In our view, CIMBB's reported nonperforming loans and credit costs could deteriorate further in 2017 as the credit cycle plays out after increasing slightly in 2016. Malaysia's oil and gas sector continues to grapple with depressed oil prices and excess capacity, particularly in the upstream or support services sector. CIMBB's limited exposure to this sector (less than 3% of total loans) caps the downside risks. The bank has also taken a more circumspect approach to its regional expansion into higher yielding economies such as Thailand. It has recently exited the unsecured credit card business in Thailand, and trimmed its branches by almost half as part of its strategy to de-risk and shift away from retail toward the mid-to-higher-end customer segment.

We affirmed the rating on CIMBIB because we continue to view CIMBIB as a core entity of the group.

The stable outlook on CIMBB reflects our view that the bank's SACP will remain resilient over the next two years despite asset quality pressure in its main markets. We believe that any extraordinary government support is likely to flow through CIMBB as the main operating subsidiary of CIMB Group in Malaysia rather than any other group entities. The ratings and outlook on CIMBB will move in tandem with the sovereign credit rating on Malaysia (foreign currency A-/Stable/A-2; local currency A/Stable/A-1), in line with our assessment of the bank as a highly systemic institution in the country.
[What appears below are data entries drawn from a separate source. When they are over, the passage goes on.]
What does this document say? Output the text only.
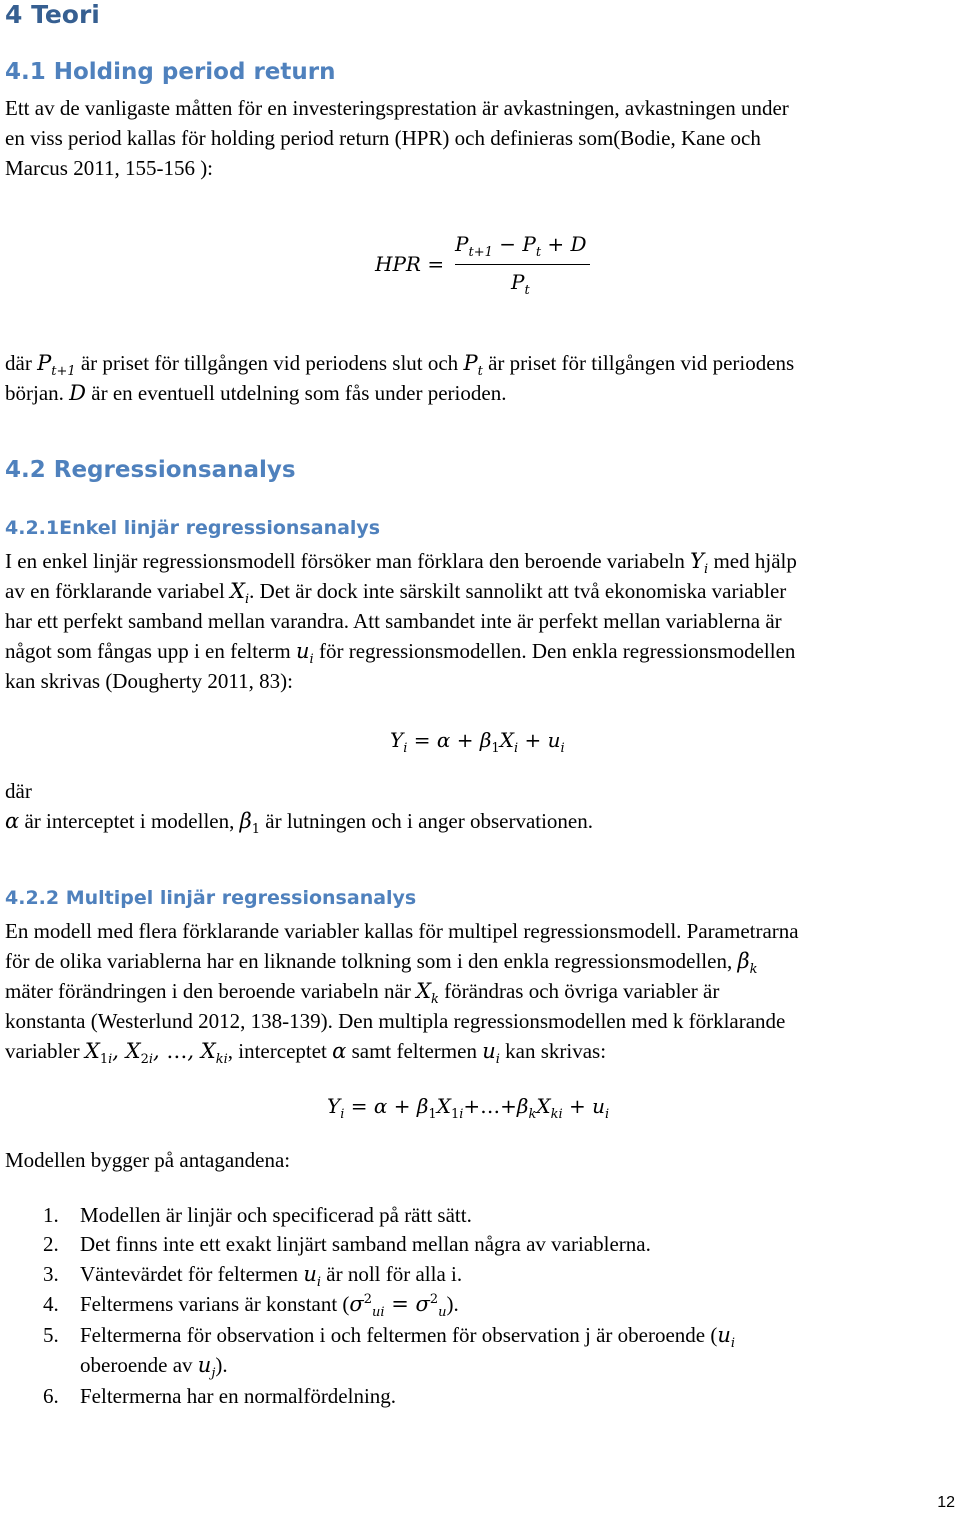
4 Teori
4.1 Holding period return
Ett av de vanligaste måtten för en investeringsprestation är avkastningen, avkastningen under
en viss period kallas för holding period return (HPR) och definieras som(Bodie, Kane och
Marcus 2011, 155-156 ):
HPR =
$P_{t+1} - P_t + D$
$P_t$
där $P_{t+1}$ är priset för tillgången vid periodens slut och $P_t$ är priset för tillgången vid periodens
början. D är en eventuell utdelning som fås under perioden.
4.2 Regressionsanalys
4.2.1Enkel linjär regressionsanalys
I en enkel linjär regressionsmodell försöker man förklara den beroende variabeln $Y_i$ med hjälp
av en förklarande variabel $X_i$. Det är dock inte särskilt sannolikt att två ekonomiska variabler
har ett perfekt samband mellan varandra. Att sambandet inte är perfekt mellan variablerna är
något som fångas upp i en felterm $u_i$ för regressionsmodellen. Den enkla regressionsmodellen
kan skrivas (Dougherty 2011, 83):
$Y_i = \alpha + \beta_1X_i + u_i$
där
α är interceptet i modellen, $\beta_1$ är lutningen och i anger observationen.
4.2.2 Multipel linjär regressionsanalys
En modell med flera förklarande variabler kallas för multipel regressionsmodell. Parametrarna
för de olika variablerna har en liknande tolkning som i den enkla regressionsmodellen, $\beta_k$
mäter förändringen i den beroende variabeln när $X_k$ förändras och övriga variabler är
konstanta (Westerlund 2012, 138-139). Den multipla regressionsmodellen med k förklarande
variabler $X_{1i}$, $X_{2i}$, …, $X_{ki}$, interceptet α samt feltermen $u_i$ kan skrivas:
$Y_i = \alpha$ + $\beta_1X_{1i}+\dots+\beta_kX_{ki} + u_i$
Modellen bygger på antagandena:
1. Modellen är linjär och specificerad på rätt sätt.
2. Det finns inte ett exakt linjärt samband mellan några av variablerna.
3. Väntevärdet för feltermen $u_i$ är noll för alla i.
4. Feltermens varians är konstant $(\sigma^2_{ui} = \sigma^2_u)$.
5. Feltermerna för observation i och feltermen för observation j är oberoende ($u_i$
oberoende av $u_j$).
6. Feltermerna har en normalfördelning.
12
We are unlikely to lower the ratings on CIMBB in the next 18-24 months because a downgrade will require the bank's financial profile to weaken significantly such that its SACP declines to 'bbb-'. This could happen, for instance, due to aggressive expansion, particularly in higher-risk emerging markets, and if credit losses are materially higher than our base-case expectation.

The likelihood that we may raise the ratings on CIMBB over the next 18-24 months is low as it requires both the bank's SACP and the long-term foreign currency sovereign credit rating on Malaysia to go up. We do not rate CIMBB higher than Malaysia because the bank primarily operates in that country and we do not expect it to be able to withstand the stress associated with a sovereign default.

The stable outlook on CIMBIB reflects the stable outlook on CIMBB. The outlook also reflects our expectation that CIMBIB will remain a core entity of CIMB Group. We expect the rating on CIMBIB to move in tandem with the rating on CIMBB.